In 2014 the Internet Archive uploaded 2 million photos to Flickr. These photos were extracted from the digitized texts of countless historical books, allowing searches on any topic imaginable. We immediately went looking for wine related photos. The archive, as we mentioned, is vast, covering 500 years worth of books, so we limited this post to the turn of the century. Here are some of the amazing images we found.
Pacific Wine And Spirit Review – 1890s
The Pacific Wine And Spirit Review was a trade journal “[d]evoted to viticulture, olive culture, and other productions, manufactures and commerce of the Pacific Coast.” The first issue was published in 1879 and the last on the eve of Prohibition. The images below are from the mid-1890s. They highlight the California wines of the day. You might notice a couple familiar names.
Of Note: Gundlach Bundschu (Gun Bun), the oldest continuously operated, family owned vineyard in California, was founded by Jacob Gundlach in 1858. We found an obituary to Mr. Gundlach in the Dec 21, 1894 edition of the Pacific Wine And Spirit Review. Read Mr. Gundlach’s obituary.
Revue de Viticulture : Organe de l’agriculture des régions viticoles (1893)
By the 1890s the French wine industry had begun to recover from phylloxera, as the grafting of resistant American rootstock to French vines was gradually accepted. At the same time mechanization was increasing. This combination — hybridized vines and increasingly modern planting, harvesting and production techniques — allowed the industry to grow back to its former size. The ads from this journal reflect both trends.
Of note: An ad for John Deere farming equipment in 121-year-old French winemaking journal!
Welcome To Our City
Welcome To Our City by Julian Street, published circa 1913, takes us on a tour of New York City’s restaurants, theaters, and cabarets. The author, in a lament that would sound familiar to any New Yorker, notes in the preface that the book was already woefully out of date:
Broadway—that over-lighted part of it, of which I write—changes faster than the main street of a mining town. Its festivities, scandals, shootings, shows, celebrities, and above all its favourite resorts, flicker across the surface of the year like moving pictures on a wide-spread sheet.
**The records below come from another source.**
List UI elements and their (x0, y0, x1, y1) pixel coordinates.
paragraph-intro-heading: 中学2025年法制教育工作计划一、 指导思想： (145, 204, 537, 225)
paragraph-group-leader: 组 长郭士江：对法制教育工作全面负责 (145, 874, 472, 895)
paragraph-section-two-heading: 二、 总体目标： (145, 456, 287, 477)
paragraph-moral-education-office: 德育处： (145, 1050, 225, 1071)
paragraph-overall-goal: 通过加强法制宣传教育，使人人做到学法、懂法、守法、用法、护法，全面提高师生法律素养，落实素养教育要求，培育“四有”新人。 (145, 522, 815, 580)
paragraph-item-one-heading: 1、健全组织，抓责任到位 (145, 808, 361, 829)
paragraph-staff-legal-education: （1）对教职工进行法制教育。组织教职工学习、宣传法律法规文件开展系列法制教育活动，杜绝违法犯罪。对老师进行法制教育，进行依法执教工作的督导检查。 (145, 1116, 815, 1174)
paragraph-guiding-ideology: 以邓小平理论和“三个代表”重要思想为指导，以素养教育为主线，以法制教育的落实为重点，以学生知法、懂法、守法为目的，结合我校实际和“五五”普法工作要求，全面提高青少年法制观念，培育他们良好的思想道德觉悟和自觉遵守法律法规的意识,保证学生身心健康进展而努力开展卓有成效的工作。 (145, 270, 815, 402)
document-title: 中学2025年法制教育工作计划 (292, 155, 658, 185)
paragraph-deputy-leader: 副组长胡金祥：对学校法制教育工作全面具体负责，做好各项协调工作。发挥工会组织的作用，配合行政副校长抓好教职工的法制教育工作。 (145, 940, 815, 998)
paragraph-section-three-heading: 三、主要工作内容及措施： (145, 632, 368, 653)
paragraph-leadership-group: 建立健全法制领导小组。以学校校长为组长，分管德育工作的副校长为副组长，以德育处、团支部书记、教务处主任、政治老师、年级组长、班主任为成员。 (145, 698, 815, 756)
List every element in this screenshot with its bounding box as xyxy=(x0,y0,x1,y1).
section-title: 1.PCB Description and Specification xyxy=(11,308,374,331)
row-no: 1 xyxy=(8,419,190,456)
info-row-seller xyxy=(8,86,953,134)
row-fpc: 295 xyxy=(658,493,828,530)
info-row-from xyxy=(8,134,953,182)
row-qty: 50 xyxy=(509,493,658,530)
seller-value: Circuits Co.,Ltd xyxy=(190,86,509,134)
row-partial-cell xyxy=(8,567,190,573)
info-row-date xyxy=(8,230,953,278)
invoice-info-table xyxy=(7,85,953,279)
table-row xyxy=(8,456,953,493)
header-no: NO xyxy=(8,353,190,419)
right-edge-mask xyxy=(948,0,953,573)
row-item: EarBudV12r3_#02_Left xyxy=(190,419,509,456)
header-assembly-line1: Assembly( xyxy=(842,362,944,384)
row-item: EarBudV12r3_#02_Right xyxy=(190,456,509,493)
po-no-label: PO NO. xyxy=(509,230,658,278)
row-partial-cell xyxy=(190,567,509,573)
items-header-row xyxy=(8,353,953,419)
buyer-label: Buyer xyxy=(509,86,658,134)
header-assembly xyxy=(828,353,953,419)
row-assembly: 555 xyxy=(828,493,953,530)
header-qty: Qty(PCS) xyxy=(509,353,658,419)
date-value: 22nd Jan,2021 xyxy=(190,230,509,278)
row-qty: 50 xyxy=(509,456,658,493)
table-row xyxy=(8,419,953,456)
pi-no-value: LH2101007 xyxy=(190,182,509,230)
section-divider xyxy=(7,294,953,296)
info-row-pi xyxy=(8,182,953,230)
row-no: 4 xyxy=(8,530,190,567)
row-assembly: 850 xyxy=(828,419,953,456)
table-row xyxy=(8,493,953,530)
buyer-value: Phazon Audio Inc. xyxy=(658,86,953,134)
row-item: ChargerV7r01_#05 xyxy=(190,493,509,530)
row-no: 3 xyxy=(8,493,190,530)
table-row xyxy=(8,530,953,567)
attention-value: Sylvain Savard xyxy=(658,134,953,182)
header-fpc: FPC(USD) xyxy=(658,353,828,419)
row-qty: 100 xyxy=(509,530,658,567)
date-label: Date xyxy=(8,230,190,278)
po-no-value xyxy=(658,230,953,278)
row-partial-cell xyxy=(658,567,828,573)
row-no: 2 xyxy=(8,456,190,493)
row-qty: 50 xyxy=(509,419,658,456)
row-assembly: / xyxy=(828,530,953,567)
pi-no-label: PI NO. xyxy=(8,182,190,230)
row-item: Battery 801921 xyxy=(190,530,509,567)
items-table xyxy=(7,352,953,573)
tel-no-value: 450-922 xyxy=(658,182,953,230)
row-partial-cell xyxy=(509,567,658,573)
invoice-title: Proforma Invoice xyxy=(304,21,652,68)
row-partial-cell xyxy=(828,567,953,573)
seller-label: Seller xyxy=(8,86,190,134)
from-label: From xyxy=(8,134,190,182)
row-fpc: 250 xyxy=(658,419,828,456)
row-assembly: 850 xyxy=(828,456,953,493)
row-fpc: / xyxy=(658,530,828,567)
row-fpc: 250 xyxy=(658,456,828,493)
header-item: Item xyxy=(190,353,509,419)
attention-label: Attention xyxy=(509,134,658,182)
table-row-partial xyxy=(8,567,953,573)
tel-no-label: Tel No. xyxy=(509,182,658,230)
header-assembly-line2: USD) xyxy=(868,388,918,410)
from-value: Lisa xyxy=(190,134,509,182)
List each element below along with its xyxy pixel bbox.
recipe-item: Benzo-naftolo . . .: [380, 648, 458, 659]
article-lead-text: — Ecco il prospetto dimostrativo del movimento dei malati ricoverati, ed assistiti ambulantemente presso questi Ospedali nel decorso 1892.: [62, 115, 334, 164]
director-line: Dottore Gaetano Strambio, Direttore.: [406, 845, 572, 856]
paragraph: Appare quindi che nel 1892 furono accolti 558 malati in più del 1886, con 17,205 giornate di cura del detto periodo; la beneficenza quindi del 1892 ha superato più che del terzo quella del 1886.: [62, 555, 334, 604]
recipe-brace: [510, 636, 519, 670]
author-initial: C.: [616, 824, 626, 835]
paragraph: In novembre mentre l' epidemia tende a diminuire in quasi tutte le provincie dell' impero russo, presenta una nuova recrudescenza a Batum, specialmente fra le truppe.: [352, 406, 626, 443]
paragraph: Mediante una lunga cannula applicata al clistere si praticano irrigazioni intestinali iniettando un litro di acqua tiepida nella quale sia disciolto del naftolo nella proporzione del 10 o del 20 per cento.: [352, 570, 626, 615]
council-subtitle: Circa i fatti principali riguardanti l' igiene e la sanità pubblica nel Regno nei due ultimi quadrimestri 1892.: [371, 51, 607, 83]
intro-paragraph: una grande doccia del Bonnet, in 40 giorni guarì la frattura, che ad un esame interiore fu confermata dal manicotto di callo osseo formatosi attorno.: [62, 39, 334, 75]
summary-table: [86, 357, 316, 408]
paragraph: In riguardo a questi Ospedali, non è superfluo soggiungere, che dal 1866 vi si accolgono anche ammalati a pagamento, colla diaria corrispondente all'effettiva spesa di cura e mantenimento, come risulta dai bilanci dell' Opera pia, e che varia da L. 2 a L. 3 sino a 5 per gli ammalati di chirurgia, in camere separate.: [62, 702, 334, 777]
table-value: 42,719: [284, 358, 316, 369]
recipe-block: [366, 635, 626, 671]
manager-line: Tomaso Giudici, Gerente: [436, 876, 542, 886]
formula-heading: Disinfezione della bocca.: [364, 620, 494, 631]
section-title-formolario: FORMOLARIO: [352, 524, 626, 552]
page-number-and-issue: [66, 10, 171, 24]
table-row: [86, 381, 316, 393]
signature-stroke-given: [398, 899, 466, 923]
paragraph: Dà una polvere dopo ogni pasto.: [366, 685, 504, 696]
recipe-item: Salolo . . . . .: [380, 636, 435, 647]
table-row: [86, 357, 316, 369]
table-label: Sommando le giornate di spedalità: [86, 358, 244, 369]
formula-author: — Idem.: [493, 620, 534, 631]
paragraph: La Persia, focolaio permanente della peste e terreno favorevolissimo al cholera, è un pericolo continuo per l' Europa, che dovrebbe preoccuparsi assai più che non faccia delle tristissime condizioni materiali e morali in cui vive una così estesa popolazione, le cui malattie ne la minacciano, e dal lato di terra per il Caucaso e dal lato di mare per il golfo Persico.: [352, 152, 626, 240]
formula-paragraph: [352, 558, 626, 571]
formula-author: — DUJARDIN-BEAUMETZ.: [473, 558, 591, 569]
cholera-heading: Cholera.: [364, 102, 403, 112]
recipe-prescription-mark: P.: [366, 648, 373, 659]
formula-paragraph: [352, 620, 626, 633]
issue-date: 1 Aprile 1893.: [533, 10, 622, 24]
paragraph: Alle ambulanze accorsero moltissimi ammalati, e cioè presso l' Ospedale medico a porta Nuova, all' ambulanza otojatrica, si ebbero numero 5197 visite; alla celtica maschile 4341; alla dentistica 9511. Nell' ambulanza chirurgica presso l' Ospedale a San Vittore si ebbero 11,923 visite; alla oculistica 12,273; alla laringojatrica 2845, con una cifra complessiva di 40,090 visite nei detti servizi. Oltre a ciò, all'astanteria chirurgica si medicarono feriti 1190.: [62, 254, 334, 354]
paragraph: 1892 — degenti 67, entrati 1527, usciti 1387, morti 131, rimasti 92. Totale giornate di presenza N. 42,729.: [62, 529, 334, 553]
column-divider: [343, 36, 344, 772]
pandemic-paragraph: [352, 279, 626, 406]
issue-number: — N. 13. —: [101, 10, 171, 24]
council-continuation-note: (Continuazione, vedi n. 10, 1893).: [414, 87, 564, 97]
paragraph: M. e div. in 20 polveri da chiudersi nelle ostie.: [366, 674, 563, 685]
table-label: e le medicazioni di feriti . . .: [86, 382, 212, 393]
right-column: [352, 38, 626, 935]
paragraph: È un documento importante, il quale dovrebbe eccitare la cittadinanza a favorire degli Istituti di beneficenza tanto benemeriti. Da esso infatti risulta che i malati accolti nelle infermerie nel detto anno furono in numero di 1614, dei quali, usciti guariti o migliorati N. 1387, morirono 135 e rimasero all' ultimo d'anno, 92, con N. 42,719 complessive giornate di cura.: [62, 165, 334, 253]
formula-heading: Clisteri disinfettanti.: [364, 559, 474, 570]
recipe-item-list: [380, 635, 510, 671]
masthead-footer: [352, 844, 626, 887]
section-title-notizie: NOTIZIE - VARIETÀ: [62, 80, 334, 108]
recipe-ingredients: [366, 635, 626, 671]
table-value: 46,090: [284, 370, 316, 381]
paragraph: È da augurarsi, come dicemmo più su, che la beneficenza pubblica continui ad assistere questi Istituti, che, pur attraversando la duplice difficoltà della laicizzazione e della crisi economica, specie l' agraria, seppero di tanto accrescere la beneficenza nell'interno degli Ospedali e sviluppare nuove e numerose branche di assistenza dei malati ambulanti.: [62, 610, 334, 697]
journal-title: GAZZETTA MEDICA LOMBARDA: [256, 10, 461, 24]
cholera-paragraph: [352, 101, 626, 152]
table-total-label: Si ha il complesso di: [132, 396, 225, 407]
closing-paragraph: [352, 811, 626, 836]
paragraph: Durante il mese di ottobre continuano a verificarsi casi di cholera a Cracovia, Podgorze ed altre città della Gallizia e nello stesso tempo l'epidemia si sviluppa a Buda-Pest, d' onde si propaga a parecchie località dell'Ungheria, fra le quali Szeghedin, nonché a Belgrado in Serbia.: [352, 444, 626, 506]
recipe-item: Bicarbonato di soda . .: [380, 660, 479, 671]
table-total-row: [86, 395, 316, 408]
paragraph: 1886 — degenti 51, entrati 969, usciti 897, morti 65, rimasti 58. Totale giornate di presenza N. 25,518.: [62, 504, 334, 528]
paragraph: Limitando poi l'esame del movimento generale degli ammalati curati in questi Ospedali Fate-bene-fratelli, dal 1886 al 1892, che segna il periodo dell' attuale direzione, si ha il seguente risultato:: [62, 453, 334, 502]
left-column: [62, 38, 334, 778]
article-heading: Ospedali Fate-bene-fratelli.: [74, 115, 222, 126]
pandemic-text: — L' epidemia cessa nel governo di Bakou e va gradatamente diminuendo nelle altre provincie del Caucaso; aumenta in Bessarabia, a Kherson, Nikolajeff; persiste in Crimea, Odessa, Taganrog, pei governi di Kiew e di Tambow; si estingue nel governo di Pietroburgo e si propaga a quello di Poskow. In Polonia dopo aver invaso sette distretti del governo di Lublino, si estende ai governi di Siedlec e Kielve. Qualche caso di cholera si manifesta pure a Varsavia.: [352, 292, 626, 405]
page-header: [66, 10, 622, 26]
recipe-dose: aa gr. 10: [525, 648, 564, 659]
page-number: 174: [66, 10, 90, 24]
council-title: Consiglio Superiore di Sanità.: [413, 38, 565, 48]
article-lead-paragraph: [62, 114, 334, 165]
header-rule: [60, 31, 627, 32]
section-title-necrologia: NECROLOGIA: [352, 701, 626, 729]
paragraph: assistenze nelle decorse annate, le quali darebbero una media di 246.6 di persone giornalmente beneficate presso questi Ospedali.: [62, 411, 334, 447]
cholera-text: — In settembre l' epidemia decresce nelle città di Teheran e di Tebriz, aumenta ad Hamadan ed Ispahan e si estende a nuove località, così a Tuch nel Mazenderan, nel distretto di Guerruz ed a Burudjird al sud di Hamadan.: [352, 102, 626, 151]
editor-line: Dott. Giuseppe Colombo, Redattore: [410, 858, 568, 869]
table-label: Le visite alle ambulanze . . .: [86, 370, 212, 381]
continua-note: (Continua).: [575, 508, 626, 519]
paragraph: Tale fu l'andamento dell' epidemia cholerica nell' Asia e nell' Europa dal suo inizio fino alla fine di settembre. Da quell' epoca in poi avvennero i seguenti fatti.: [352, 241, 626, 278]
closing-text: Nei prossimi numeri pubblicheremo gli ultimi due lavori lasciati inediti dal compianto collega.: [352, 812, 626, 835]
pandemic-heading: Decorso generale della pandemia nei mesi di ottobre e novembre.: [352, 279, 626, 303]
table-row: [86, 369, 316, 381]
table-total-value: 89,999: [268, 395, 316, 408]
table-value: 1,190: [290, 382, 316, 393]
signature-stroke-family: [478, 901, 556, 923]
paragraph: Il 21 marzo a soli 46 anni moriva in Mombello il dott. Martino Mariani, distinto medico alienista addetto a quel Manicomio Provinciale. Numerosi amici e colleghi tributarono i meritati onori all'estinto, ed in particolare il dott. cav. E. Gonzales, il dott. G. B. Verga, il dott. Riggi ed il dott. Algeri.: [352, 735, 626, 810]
What was written of it last year, last week, or yesterday, cannot be correct to-day, in detail. I therefore attempt nothing more, in the following pages, than a picture of the Spirit of Broadway.
Images galantes et esprit de l’etranger: Berlin, Munich, Vienne, Turin, Londres (1905)
John Grand-Carteret was a French journalist born in 1850. He published dozens of books, including this illustrated tour of Europe, which focused on corruption and immorality. We pulled out three images of men and women enjoying wine & champagne in Vienna. Take a look at the original text to find some of the truly ‘immoral’ images (yes, a book published in 1905 is NSFW).